A spotlight has been shone on the flawed process and discredited Medal Review report. “You will be startled at what you find when you read the report.”, said Tony Morland Co-Chairman of the UK National Defence medal campaign.


  1. Tony Levy says:

    We are fighting a losing battle, the MOD and the Whitehall warriors mind-set is resolute, no shots fired, no medals. The Artic convoy veterans had to wait nearly 70 years before their efforts were recognised, I am 66, and would like to hand down to my sons a symbol of my service, along with my fathers, and grandfathers. This now seems highly unlikely. Service personal have always to a more or lesser degree have been seen by the establishment as disposable items. The written history of the Cold War will be written by politicians, accountants and high ranking officers, the world of the squaddie, at the bottom of the food chain is as alien to the planners and top brass as their world is to us. Gongs are handed out as recognition of statesmen and heads of states diplomatic endeavours in preserving the status quo. The boots on the ground that implemented those decisions are, as far as they are concerned, out of sight, in a foreign land,doing as they are told, while the faceless pen pushers and decision makers reside in their bomb proof billets. We, the soldiers, airmen, and sailors, are but coloured flags to be to be moved around a map. Thus it has always been, soldiers die, and statesmen and politicians shed crocodile tears. Nothing changes, only the uniform.

  2. Lynden Flint says:

    I served my King in the cold war 40s as a national serviceman. Never had to go to war but proud to have borne arms in defence if necessary. For me it is good enough that I was there and in uniform and I did my best and my bit. I do not need a medal to put on my chest.
    At the same time I cringe at those who wear a medal dished out at New Year or Birthday honours for playing football, acting, leading fashion, being a politician or just doing their day job. Far better to embrace modesty and be proud of what one has done but not making a song and dance of it.

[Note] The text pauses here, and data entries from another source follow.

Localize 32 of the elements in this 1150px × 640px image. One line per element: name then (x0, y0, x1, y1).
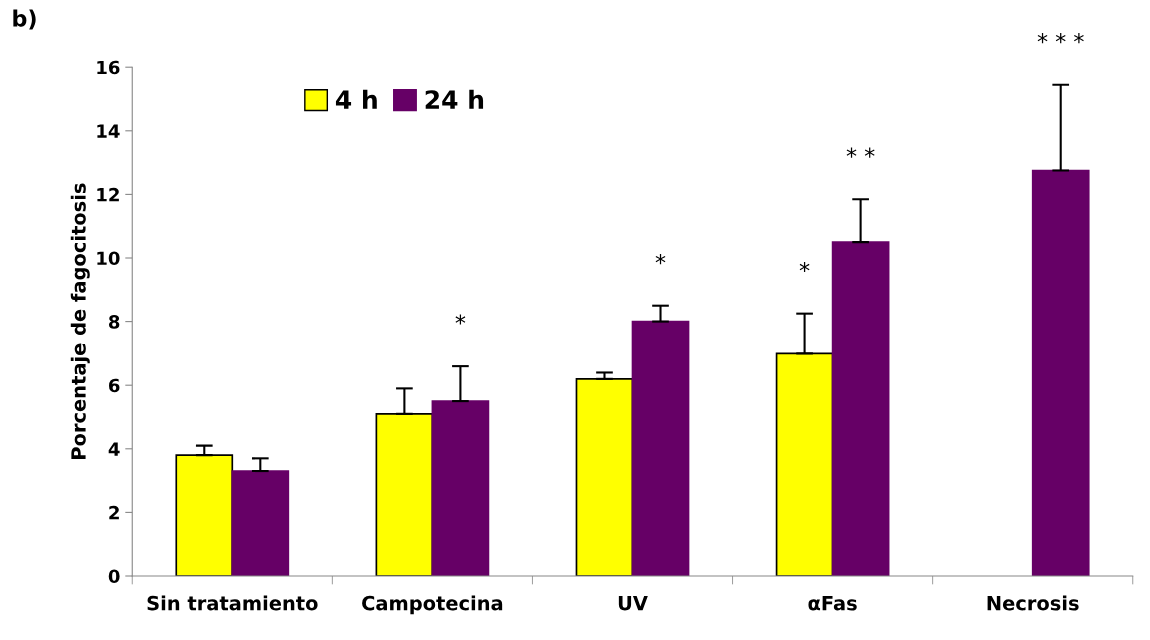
annotation: * (455, 314, 466, 325)
legend-label: 4 h (335, 89, 377, 109)
y-axis-title: Porcentaje de fagocitosis (70, 183, 90, 459)
bar (631, 320, 690, 576)
text: * * * (1037, 33, 1084, 44)
legend-label: 24 h (425, 89, 484, 109)
annotation: * * (846, 147, 875, 158)
annotation: * (799, 261, 810, 273)
y-tick-label: 6 (109, 378, 120, 393)
bar (575, 378, 634, 576)
y-tick-label: 14 (97, 124, 120, 138)
y-tick-label: 4 (108, 442, 120, 456)
x-tick-label: Campotecina (362, 595, 503, 615)
annotation: * (655, 254, 666, 265)
y-tick-label: 2 (109, 505, 119, 520)
x-tick-label: αFas (808, 596, 857, 611)
y-tick-label: 0 (108, 569, 120, 584)
bar (231, 470, 290, 576)
bar (375, 412, 434, 576)
x-tick-label: Sin tratamiento (147, 595, 318, 611)
y-tick-label: 12 (97, 187, 119, 202)
y-tick-label: 8 (108, 315, 120, 329)
bar (1031, 169, 1090, 576)
bar (431, 400, 490, 576)
y-tick-label: 10 (97, 251, 120, 266)
bar (831, 241, 890, 576)
chart-title: b) (13, 9, 36, 30)
x-tick-label: UV (618, 596, 648, 611)
y-tick-label: 16 (97, 60, 120, 75)
bar (175, 454, 234, 576)
bar (775, 352, 834, 576)
x-tick-label: Necrosis (987, 595, 1079, 611)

  3. Chris Skuzanski says:

    Try getting a disability pension out of the MOD I have been fighting for 3 years now. All you ever get is faceless civil servants who have never put there lives on the line.

  4. David Roberts says:

    Hello, having read some of the letters especially Tony Levy’s as it brought back memories of the wonderful time I spent at RAF Laarbruch. I was in the RAF between 1971 and 1983, so not quite long enough for a long service medal but it would have been nice to have something for my service to Queen and country.
    I have my veterans badge buts Cold War medal would mean so much more to me. I spent 3 years in RAFG within 3 or 4 minutes of the Eastern Block, surely the worth something. I was by no means the only person in that situation.

  5. Bart Buckley says:

    Like Dave Roberts I served for 5 years at Laarbruch. When Saddams forces invaded Kuwait I was called in off leave and straight onto 12 hours shifts prepping Aircraft for deployment. This went on all the way from day one until the end of March. Nobody in my section were allowed to be deployed because we were needed for the total support of the operation. We even had to listen to the Victory party at the Squadrons whilst we still supported the post fighting operations. We did not deploy but were involved in the campaign a lot longer then some of those that deployed to Bahrain and sat by the pool at hotels in no more danger then we were. They got medals and a damn good party and we got nothing. That is why the medal system is flawed. It should be about the work put into a campaign not just if you are close to it. Not everybody that is deployed get to see active service and the heros get the proper medals they deserve. Let’s also remember the GSM was still being issued in NIreland after the Good Friday agreement was sign.

  6. geoffrey withers says:

    ADEN.the missing years. 1960/1964.No GSM awarded even though there was a state of emergency Many british servicemen and civilians were killed and lay to rest in Silent Valley,Little Aden.The Aden veterans association have campaigned for a number of years now,and been rejected every time.

  7. geoffrey withers says:

    in Singapore lines Aden with 12 regt RA.